Алка Бохлытка была заведующей базой военторга и отличалась от своих товарок тем, что не теряла форму ног, имела стан как рюмка и гриву, взбитую пучком, подкрашенную черной басмой с двойным шиньоном на затылке «Бабетта шагает на войну».  Поклонница Брижжит Бардо и славной Клавы Кардинале, вся в алых стеклышках, как в кристаллической решетке, с губами в тон — из смеси двух помад: коричневый с морковкой, — с могучим голосом, рассчитанным на запуск высоких форте и вечно в сапогах-чулках, Алка вставала ранним утром и, в свежей боевой раскраске, проделывала путь на базу пешком по росным, или заснеженным лесам. Священной памятью товароведа являлась заповедь: в коммерции, как на войне, все средства хороши, а деньги, лежащие в основе, любят счет.

Однако выдумка при оформление витрины — необходимость, основанная не на выгоде, а на любви к искусству совершенства. Престиж заведующей базой заключался не в распределении материальных благ и дефицитов, а в способности все знать о качестве: проникнуться достоинствами великих подлинников, всё «посчупать»,  и, в конечном счете, важность Бохлытки состояла в именье собственных суждений о совершенстве. Но невозможность материализоваться в высшем классе все уводила Алку к опошленью в среднем. Впрочем, лисе присуще во всем корить силки и западни, а не себя. Торговля, чтобы быть успешной, должна быть как религия: без крайних чувств — ни ненависти, ни любви, просчеты и обсчеты совершать с улыбкой. Избыточная радость оплодотворяет желанье знать еще. Потрогать и полюбоваться. А может быть, приобрести себе.

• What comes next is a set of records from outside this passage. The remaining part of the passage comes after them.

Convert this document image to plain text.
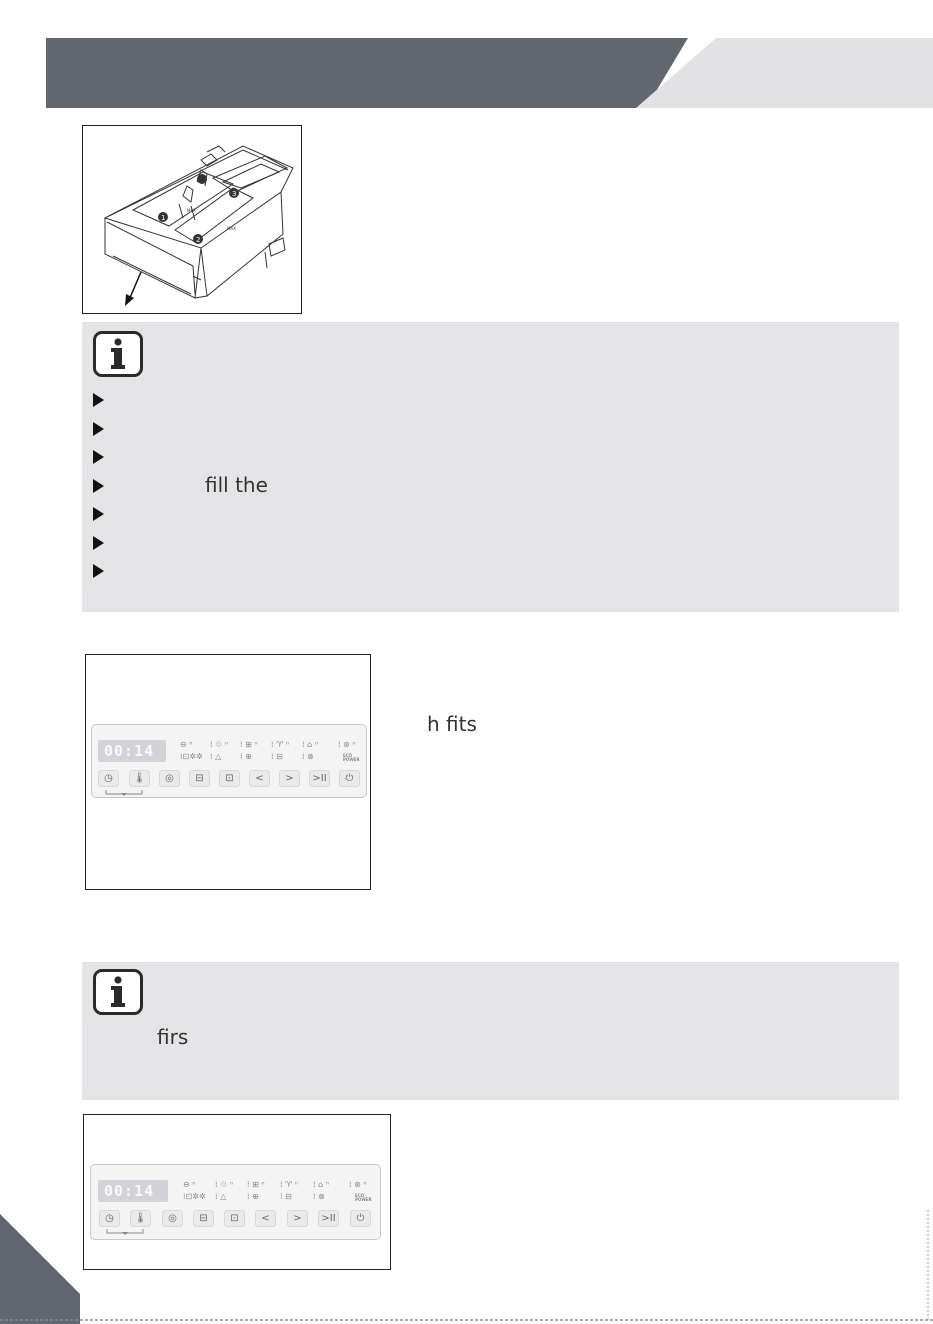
1
2
3
MAX
MAX
fill the
00:14	⊖ ⁿ ⁞ ♲ ⁿ ⁞ ⊞ ⁿ ⁞ ♈ ⁿ ⁞ ⌂ ⁿ	⁞ ⊛ ⁿ
⁞⊡✲✲ ⁞ △ ⁞ ⊕ ⁞ ⊟ ⁞ ⊗	ECO
POWER
◷	🌡	◎	⊟	⊡	<	>	>II	⏻
h fits
firs
00:14	⊖ ⁿ ⁞ ♲ ⁿ ⁞ ⊞ ⁿ ⁞ ♈ ⁿ ⁞ ⌂ ⁿ	⁞ ⊛ ⁿ
⁞⊡✲✲ ⁞ △	⁞ ⊕	⁞ ⊟	⁞ ⊗	ECO
POWER
◷	🌡	◎	⊟	⊡	<	>	>II	⏻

«Идет — топочет, как у батюшки корова».  Матвевна складку шторы завернула и прозевалась на другом боку. Она Бохлытку не любила, и дело тут не в сапогах-чулках. Здесь классовое чувство: все, что растим и производим, приходит в руки к ним — в торговлю. Живём в соседстве, а под прилавком не бываем — хлебцем вместе, а табачком поврозь. Спасибо вот, Мяхвётевич их выучил законам — теперь хоть ветеранские пайки на майские дают. С тех пор, как паровое отопленье перевели на газ, Матвевна спать спокойно разучилась: привычка к топливу горящего мартена не привилась ударнице военного завода. Того гляди убьёт котлом — гудит, как с космодрома Байконур взлетает. Газ десять лет вели на переулок — побегала Матвевна с уличкомом, все спрашивала инженеров: «А как трубу под переезд, а где стыковку над болотом?»   И эту стычку с государством, за прогрессивный частный сектор, рядила в кумачовые тона. Орденоносные соседи войны и производства встали фронтом и проложили газ с асфальтом от переезда до кривого озерца. Теперь покою нет — поехали мопеды, и Алка в сапожищах по утрам. Теперь Матвевна, от налетевшего прогресса, сбивалась с толку — не знала, где взять такое тело, чтобы прикрыть свой ум. Храпела по ночам, но петь, как Алка, не умела. От смущенья, что её храп не заслонил свирепый шум котлов, Матвевна была готова устраниться, если происходило что-то неприятное с людьми охваченных прогрессом Берендеев.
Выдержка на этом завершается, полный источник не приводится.